A Drive to Awareness
AFJROTC Hosts Car Show, Cookout
April 29, 2022
With a silent auction, toy shops and truckloads of food, the Leander Car Show and Cookout took place mid April. This event was hosted by the AFJROTC Booster club, and all proceeds were used to help the McNeil High School students who are cadets in the AFJROTC program.
“This was all a team effort between the booster club board members and LHS AFJROTC staff cadets,” Michelle Tanksley, Treasurer of the AFJORTC Booster club, said. “We also received sponsorships for the event in addition to items for our silent auction. In addition, we had some vendors come out to sell items such as patriotic t-shirts, hot wheels and some of our sponsors had vendor tables as well to promote their businesses.”
Custom Cars winner Eric Avalos explained the extensive process behind his award-winning car. He said he spends much of his time thoroughly cleaning his car. For car shows, the vehicles need to be practically spotless.
“It takes about three days to clean it,” Avalos said. “Maintenance is like a regular car, you have your normal problems like your alternators and your starters, but it’s very simple to work on.”
This isn’t his first time competing in a car show. He won best engine in a previous car show in Dallas two years ago with the same car.
“I just moved from Dallas to Austin,” Avalos said. “I just entered it in classic cars, but only custom today.”
Aside from the entertainment and the various assortment of vehicles filling the Leander High School parking lot, there was one car that had a meaningful message. Rock Snyder, a war veteran who previously served in Iraq, pulled up in his car to spread awareness about PTSD, a mental health condition that is prevalent in people who served in the military, as well as ordinary people who have gone through a traumatic event. According to Snyder, 30% of Vietnam veterans, 12% of Iraqi veterans and 20% of Iraqi freedom veterans suffer from PTSD. Of those percentages, 22 veterans every single day take their own lives.
“I can’t be around fireworks because of the loud bang,” Snyder said. “I have trouble going in convenience stores and I can’t go in the convenience stores because it takes me to flashbacks of accents of people in Iraq.”
Snyder goes to many car shows in order to spread his message, having conversations with people who can relate to what he himself is going through. In front of his car, he keeps a donation box where he collects donations for PTSD organizations.
“The proceeds that I collect from the donation box, some of it goes to rebuy or buying new wristbands and keychains that I give away for free at the car,” Snyder said. “Other donations go towards Valhalla, which is a PTSD organization.”
The war veteran’s mission is to make people aware of this mental health condition and most of all: making the message clear that people with this condition aren’t alone.

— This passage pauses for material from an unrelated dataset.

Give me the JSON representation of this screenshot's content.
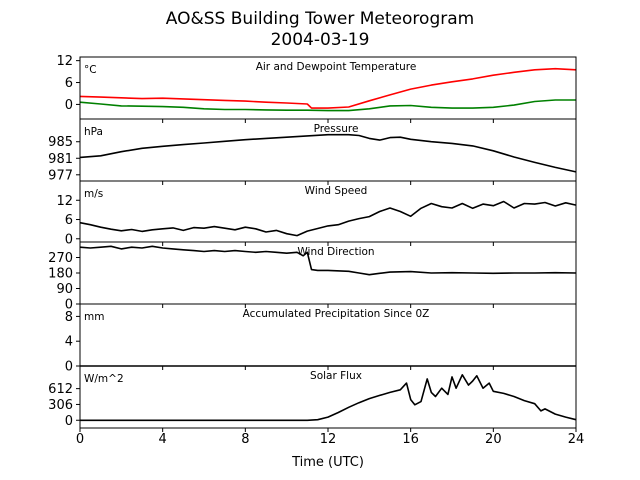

“I want them to realize that they don’t have to deal with this on their own,” Snyder said. “There are places out there that they can reach out to and get help. They’re never going to be completely rid of it.”

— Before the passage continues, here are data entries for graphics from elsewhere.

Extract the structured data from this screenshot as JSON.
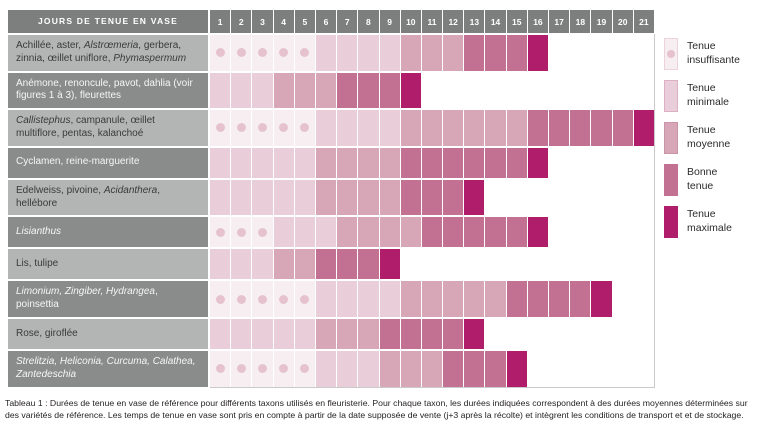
{
  "palette": {
    "header_bg": "#7d7f7e",
    "row_label_light_bg": "#b3b5b4",
    "row_label_dark_bg": "#8a8c8b",
    "row_label_light_text": "#3a3a3a",
    "row_label_dark_text": "#f5f5f5",
    "table_border": "#c9cac9",
    "levels": {
      "insuffisante": {
        "fill": "#f7eef1",
        "dot": "#e6c2cf",
        "border": "#ecd2db"
      },
      "minimale": {
        "fill": "#e9ced9",
        "border": "#dcb0c2"
      },
      "moyenne": {
        "fill": "#d7a7b8",
        "border": "#c994aa"
      },
      "bonne": {
        "fill": "#c37192",
        "border": "#b560822"
      },
      "maximale": {
        "fill": "#b01e6b",
        "border": "#b01e6b"
      }
    }
  },
  "table": {
    "title": "JOURS DE TENUE EN VASE",
    "day_min": 1,
    "day_max": 21
  },
  "legend": {
    "items": [
      {
        "level": "insuffisante",
        "has_dot": true,
        "label_lines": [
          "Tenue",
          "insuffisante"
        ]
      },
      {
        "level": "minimale",
        "has_dot": false,
        "label_lines": [
          "Tenue",
          "minimale"
        ]
      },
      {
        "level": "moyenne",
        "has_dot": false,
        "label_lines": [
          "Tenue",
          "moyenne"
        ]
      },
      {
        "level": "bonne",
        "has_dot": false,
        "label_lines": [
          "Bonne",
          "tenue"
        ]
      },
      {
        "level": "maximale",
        "has_dot": false,
        "label_lines": [
          "Tenue",
          "maximale"
        ]
      }
    ]
  },
  "caption": "Tableau 1 : Durées de tenue en vase de référence pour différents taxons utilisés en fleuristerie. Pour chaque taxon, les durées indiquées correspondent à des durées moyennes déterminées sur des variétés de référence. Les temps de tenue en vase sont pris en compte à partir de la date supposée de vente (j+3 après la récolte) et intègrent les conditions de transport et et de stockage.",
  "chart_data": {
    "type": "heatmap",
    "title": "JOURS DE TENUE EN VASE",
    "x_unit": "jours",
    "x_range": [
      1,
      21
    ],
    "levels_order": [
      "insuffisante",
      "minimale",
      "moyenne",
      "bonne",
      "maximale"
    ],
    "legend_labels": {
      "insuffisante": "Tenue insuffisante",
      "minimale": "Tenue minimale",
      "moyenne": "Tenue moyenne",
      "bonne": "Bonne tenue",
      "maximale": "Tenue maximale"
    },
    "rows": [
      {
        "shade": "light",
        "label_segments": [
          {
            "t": "Achillée, aster, ",
            "i": false
          },
          {
            "t": "Alstrœmeria",
            "i": true
          },
          {
            "t": ", gerbera, zinnia, œillet uniflore, ",
            "i": false
          },
          {
            "t": "Phymaspermum",
            "i": true
          }
        ],
        "ranges": {
          "insuffisante": [
            1,
            5
          ],
          "minimale": [
            6,
            9
          ],
          "moyenne": [
            10,
            12
          ],
          "bonne": [
            13,
            15
          ],
          "maximale": [
            16,
            16
          ]
        }
      },
      {
        "shade": "dark",
        "label_segments": [
          {
            "t": "Anémone, renoncule, pavot, dahlia (voir figures 1 à 3), fleurettes",
            "i": false
          }
        ],
        "ranges": {
          "minimale": [
            1,
            3
          ],
          "moyenne": [
            4,
            6
          ],
          "bonne": [
            7,
            9
          ],
          "maximale": [
            10,
            10
          ]
        }
      },
      {
        "shade": "light",
        "label_segments": [
          {
            "t": "Callistephus",
            "i": true
          },
          {
            "t": ", campanule, œillet multiflore, pentas, kalanchoé",
            "i": false
          }
        ],
        "ranges": {
          "insuffisante": [
            1,
            5
          ],
          "minimale": [
            6,
            9
          ],
          "moyenne": [
            10,
            15
          ],
          "bonne": [
            16,
            20
          ],
          "maximale": [
            21,
            21
          ]
        }
      },
      {
        "shade": "dark",
        "label_segments": [
          {
            "t": "Cyclamen, reine-marguerite",
            "i": false
          }
        ],
        "ranges": {
          "minimale": [
            1,
            5
          ],
          "moyenne": [
            6,
            9
          ],
          "bonne": [
            10,
            15
          ],
          "maximale": [
            16,
            16
          ]
        }
      },
      {
        "shade": "light",
        "label_segments": [
          {
            "t": "Edelweiss, pivoine, ",
            "i": false
          },
          {
            "t": "Acidanthera",
            "i": true
          },
          {
            "t": ", hellébore",
            "i": false
          }
        ],
        "ranges": {
          "minimale": [
            1,
            5
          ],
          "moyenne": [
            6,
            9
          ],
          "bonne": [
            10,
            12
          ],
          "maximale": [
            13,
            13
          ]
        }
      },
      {
        "shade": "dark",
        "label_segments": [
          {
            "t": "Lisianthus",
            "i": true
          }
        ],
        "ranges": {
          "insuffisante": [
            1,
            3
          ],
          "minimale": [
            4,
            6
          ],
          "moyenne": [
            7,
            10
          ],
          "bonne": [
            11,
            15
          ],
          "maximale": [
            16,
            16
          ]
        }
      },
      {
        "shade": "light",
        "label_segments": [
          {
            "t": "Lis, tulipe",
            "i": false
          }
        ],
        "ranges": {
          "minimale": [
            1,
            3
          ],
          "moyenne": [
            4,
            5
          ],
          "bonne": [
            6,
            8
          ],
          "maximale": [
            9,
            9
          ]
        }
      },
      {
        "shade": "dark",
        "label_segments": [
          {
            "t": "Limonium, Zingiber, Hydrangea",
            "i": true
          },
          {
            "t": ", poinsettia",
            "i": false
          }
        ],
        "ranges": {
          "insuffisante": [
            1,
            5
          ],
          "minimale": [
            6,
            9
          ],
          "moyenne": [
            10,
            14
          ],
          "bonne": [
            15,
            18
          ],
          "maximale": [
            19,
            19
          ]
        }
      },
      {
        "shade": "light",
        "label_segments": [
          {
            "t": "Rose, giroflée",
            "i": false
          }
        ],
        "ranges": {
          "minimale": [
            1,
            5
          ],
          "moyenne": [
            6,
            8
          ],
          "bonne": [
            9,
            12
          ],
          "maximale": [
            13,
            13
          ]
        }
      },
      {
        "shade": "dark",
        "label_segments": [
          {
            "t": "Strelitzia, Heliconia, Curcuma, Calathea, Zantedeschia",
            "i": true
          }
        ],
        "ranges": {
          "insuffisante": [
            1,
            5
          ],
          "minimale": [
            6,
            8
          ],
          "moyenne": [
            9,
            11
          ],
          "bonne": [
            12,
            14
          ],
          "maximale": [
            15,
            15
          ]
        }
      }
    ]
  }
}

Snyder himself is diagnosed with PTSD, and through his struggles with it, he has also found ways to overcome his severe traumas, rising above it in order to help spread the message and reaching to people who are diagnosed with it.

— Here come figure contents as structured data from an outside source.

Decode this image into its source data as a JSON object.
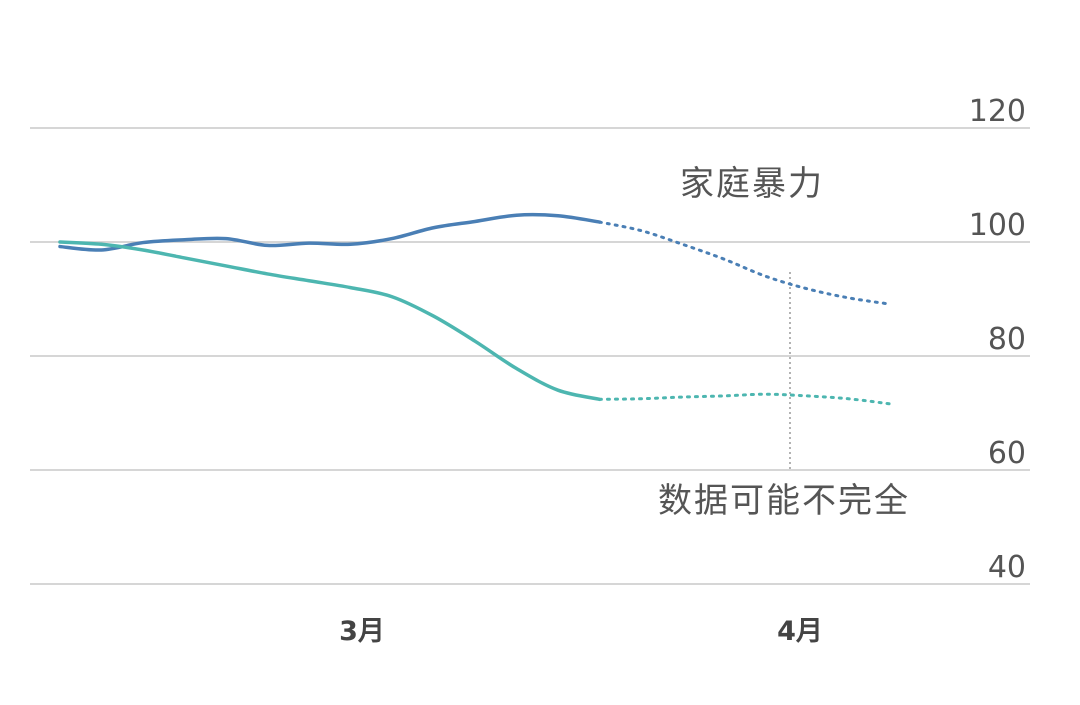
{
  "chart_data": {
    "type": "line",
    "yaxis_position": "right",
    "ylim": [
      40,
      120
    ],
    "yticks": [
      40,
      60,
      80,
      100,
      120
    ],
    "ytick_labels": [
      "40",
      "60",
      "80",
      "100",
      "120"
    ],
    "xticks": [
      "3月",
      "4月"
    ],
    "grid": "horizontal",
    "series": [
      {
        "name": "家庭暴力",
        "color": "#4a7fb5",
        "values": [
          [
            0,
            99.2
          ],
          [
            1,
            98.6
          ],
          [
            2,
            99.9
          ],
          [
            3,
            100.4
          ],
          [
            4,
            100.6
          ],
          [
            5,
            99.4
          ],
          [
            6,
            99.8
          ],
          [
            7,
            99.6
          ],
          [
            8,
            100.6
          ],
          [
            9,
            102.5
          ],
          [
            10,
            103.6
          ],
          [
            11,
            104.7
          ],
          [
            12,
            104.6
          ],
          [
            13,
            103.5
          ]
        ],
        "incomplete_values": [
          [
            13,
            103.5
          ],
          [
            14,
            102
          ],
          [
            15,
            99.6
          ],
          [
            16,
            97
          ],
          [
            17,
            94
          ],
          [
            18,
            91.8
          ],
          [
            19,
            90.2
          ],
          [
            20,
            89.1
          ]
        ]
      },
      {
        "name": "",
        "color": "#4db6b0",
        "values": [
          [
            0,
            100
          ],
          [
            1,
            99.6
          ],
          [
            2,
            98.6
          ],
          [
            3,
            97.2
          ],
          [
            4,
            95.8
          ],
          [
            5,
            94.4
          ],
          [
            6,
            93.2
          ],
          [
            7,
            92
          ],
          [
            8,
            90.4
          ],
          [
            9,
            87
          ],
          [
            10,
            82.6
          ],
          [
            11,
            77.8
          ],
          [
            12,
            74
          ],
          [
            13,
            72.4
          ]
        ],
        "incomplete_values": [
          [
            13,
            72.4
          ],
          [
            14,
            72.5
          ],
          [
            15,
            72.8
          ],
          [
            16,
            73
          ],
          [
            17,
            73.3
          ],
          [
            18,
            73
          ],
          [
            19,
            72.5
          ],
          [
            20,
            71.6
          ]
        ]
      }
    ],
    "annotations": {
      "series_label": "家庭暴力",
      "incomplete_note": "数据可能不完全"
    }
  }
}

“Before I got my service dog, I couldn’t even go out my own front door,” Snyder said. “But with him I’m able to do stuff like this to help and hopefully reach out to other people who are having the same issues.”
Snyder says that people can support him and his cause by going to his GoFundMe, as none of the funds that are received are used for personal reasons. His GoFundMe is under “Rocky Snyder,” and donating to his cause will allow organizations like Valhalla, a nonprofit organization that specializes in helping people with PTSD.
“You don’t have to hide your house,” Snyder said. “You don’t have to feel ashamed. People are out there to help you all you got to do is reach out and ask.”